Resumo: Este ensaio desenterra a Guerra Mucker, o primeiro levante messiânico do Brasil moderno, ocorrido entre teuto-brasileiros em 1874 e deixado à impunidade, relegado à escória da história. O conflito fratricida teve como pano de fundo um expansionismo neocolonial que conectava a Europa à fronteira sul do país, refletindo também a dinâmica de racialização e a necropolítica das classes dominantes, assim como uma silenciada insurgência anticolonial de base: espaço-tempos e entrelaçamentos dos quais eu sou um descendente acidental. Embora amaldiçoado, um certo modo comunitário de cuidar de si mesmo e de seus entes queridos permaneceria vivo como um não-saber errante naquela paisagem sulina, manifestando o poder plástico da gente colonizada internamente. Ao dar atenção etnográfica a essa dimensão ahistórica, o ensaio delineia um outro lugar que desaloja o conhecido e possibilita capacidades distintas de sintonização e de contar histórias e, para os Mucker e seus descendentes, métodos alternativos de conceber o corpo e o mundo abertos ao Espírito da Natureza. O etnógrafo-contador-de-histórias é uma das muitas entidades que pulsam no palimpsesto poético-prismático de traços-daquilo-que-não-se-sabe, sempre prestes a se tornar outra coisa: um coletivo de copresenças que a práxis antropológica pode deixar apodrecer e continuar desaparecendo - como um modo de viver enxertado na natureza - ou que pode ser revivido por esses lampejos, mesmo sem linguagem.

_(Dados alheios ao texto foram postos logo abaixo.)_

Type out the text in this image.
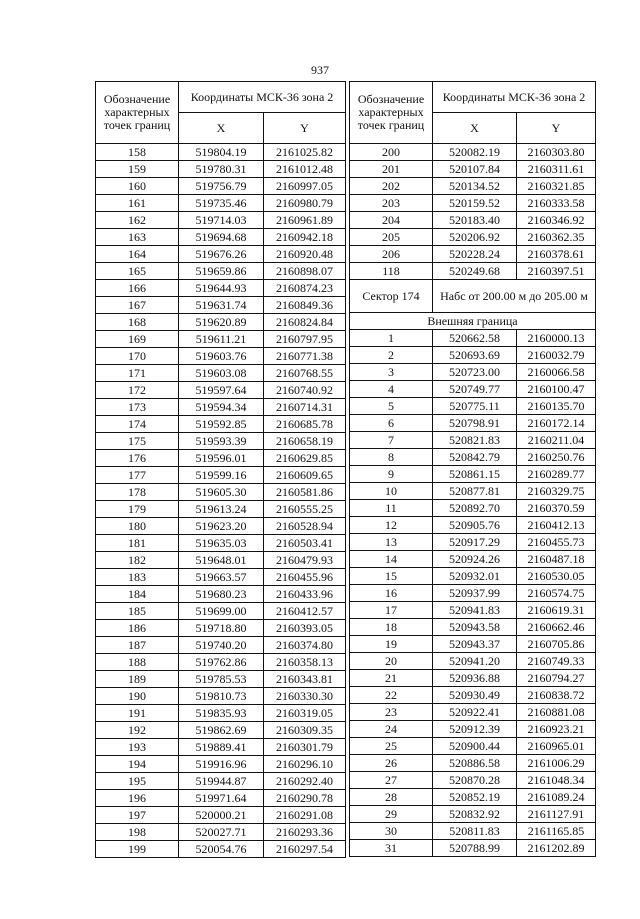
937
Обозначение характерных точек границ	Координаты МСК-36 зона 2	
	X	Y
158	519804.19	2161025.82
159	519780.31	2161012.48
160	519756.79	2160997.05
161	519735.46	2160980.79
162	519714.03	2160961.89
163	519694.68	2160942.18
164	519676.26	2160920.48
165	519659.86	2160898.07
166	519644.93	2160874.23
167	519631.74	2160849.36
168	519620.89	2160824.84
169	519611.21	2160797.95
170	519603.76	2160771.38
171	519603.08	2160768.55
172	519597.64	2160740.92
173	519594.34	2160714.31
174	519592.85	2160685.78
175	519593.39	2160658.19
176	519596.01	2160629.85
177	519599.16	2160609.65
178	519605.30	2160581.86
179	519613.24	2160555.25
180	519623.20	2160528.94
181	519635.03	2160503.41
182	519648.01	2160479.93
183	519663.57	2160455.96
184	519680.23	2160433.96
185	519699.00	2160412.57
186	519718.80	2160393.05
187	519740.20	2160374.80
188	519762.86	2160358.13
189	519785.53	2160343.81
190	519810.73	2160330.30
191	519835.93	2160319.05
192	519862.69	2160309.35
193	519889.41	2160301.79
194	519916.96	2160296.10
195	519944.87	2160292.40
196	519971.64	2160290.78
197	520000.21	2160291.08
198	520027.71	2160293.36
199	520054.76	2160297.54
Обозначение характерных точек границ	Координаты МСК-36 зона 2	
	X	Y
200	520082.19	2160303.80
201	520107.84	2160311.61
202	520134.52	2160321.85
203	520159.52	2160333.58
204	520183.40	2160346.92
205	520206.92	2160362.35
206	520228.24	2160378.61
118	520249.68	2160397.51
Сектор 174	Набс от 200.00 м до 205.00 м	
Внешняя граница		
1	520662.58	2160000.13
2	520693.69	2160032.79
3	520723.00	2160066.58
4	520749.77	2160100.47
5	520775.11	2160135.70
6	520798.91	2160172.14
7	520821.83	2160211.04
8	520842.79	2160250.76
9	520861.15	2160289.77
10	520877.81	2160329.75
11	520892.70	2160370.59
12	520905.76	2160412.13
13	520917.29	2160455.73
14	520924.26	2160487.18
15	520932.01	2160530.05
16	520937.99	2160574.75
17	520941.83	2160619.31
18	520943.58	2160662.46
19	520943.37	2160705.86
20	520941.20	2160749.33
21	520936.88	2160794.27
22	520930.49	2160838.72
23	520922.41	2160881.08
24	520912.39	2160923.21
25	520900.44	2160965.01
26	520886.58	2161006.29
27	520870.28	2161048.34
28	520852.19	2161089.24
29	520832.92	2161127.91
30	520811.83	2161165.85
31	520788.99	2161202.89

Abstract: This essay unearths the Mucker War, the first messianic uprising in modern Brazil, which took place among German-Brazilians in 1874 and was left to impunity and relegated to the dustbin of history. The fratricidal conflict unfolded against the backdrop of a neo-colonial expansionism that connected Europe to the country's southern frontier, also reflecting the dynamics of racialization and the necropolitics of the ruling classes, as well as a silenced grassroots anti-colonial insurgency: spaces-times and entanglements of which I am an accidental descendant. Though cursed, a certain communal way of caring for oneself and one's loved ones remained alive in this southern landscape as a wandering non-knowledge, manifesting the plastic power of internally colonized people. By paying ethnographic attention to this non-historical dimension, the essay delineates another place that dislodges the known and makes possible different capacities for tuning in and storytelling, and, for the Mucker and their descendants, alternative ways of conceiving the body and the world open to the spirit of nature. The ethnographer-storyteller is one of the many entities that pulsate in the poetic-prismatic palimpsest of traces-of-what-one-does-not-know, always on the verge of becoming something else: a collective of co-presences that anthropological praxis can let rot and continue to vanish - like a way of life grafted onto nature - or that can be revived by these flashes, even without language.
Resumen: Este ensayo desentierra la Guerra Mucker, el primer levantamiento mesiánico del Brasil moderno, que tuvo lugar entre germano-brasileños en 1874 y quedó impune y relegado al basurero de la historia. El conflicto fratricida se desarrolló en el contexto de un expansionismo neocolonial que conectaba Europa con la frontera sur del país, reflejando también las dinámicas de racialización y la necropolítica de las clases dominantes, así como una insurgencia popular anticolonial silenciada: espacios-tiempos y enredos de los que soy descendiente accidental. Aunque maldita, cierta forma comunitaria de cuidar de uno mismo y de sus seres queridos permaneció viva en este paisaje meridional como un no-saber errante, manifestando el poder plástico de la gente internamente colonizada. Al prestar atención etnográfica a esta dimensión no histórica, el ensayo delinea otro lugar que desaloja lo conocido y posibilita distintas capacidades de sintonía y narración y, para los Mucker y sus descendientes, formas alternativas de concebir el cuerpo y el mundo abiertas al espíritu de la naturaleza. El etnógrafo-narrador es una de las muchas entidades que palpitan en el palimpsesto poético-prismático de huellas-de-lo-que-no-se-sabe, siempre a punto de convertirse en otra cosa: un colectivo de copresencias que la praxis antropológica puede dejar pudrir y seguir desvaneciéndose - como una forma de vida injertada en la naturaleza - o que puede ser revivido por estos destellos, incluso sin lenguaje.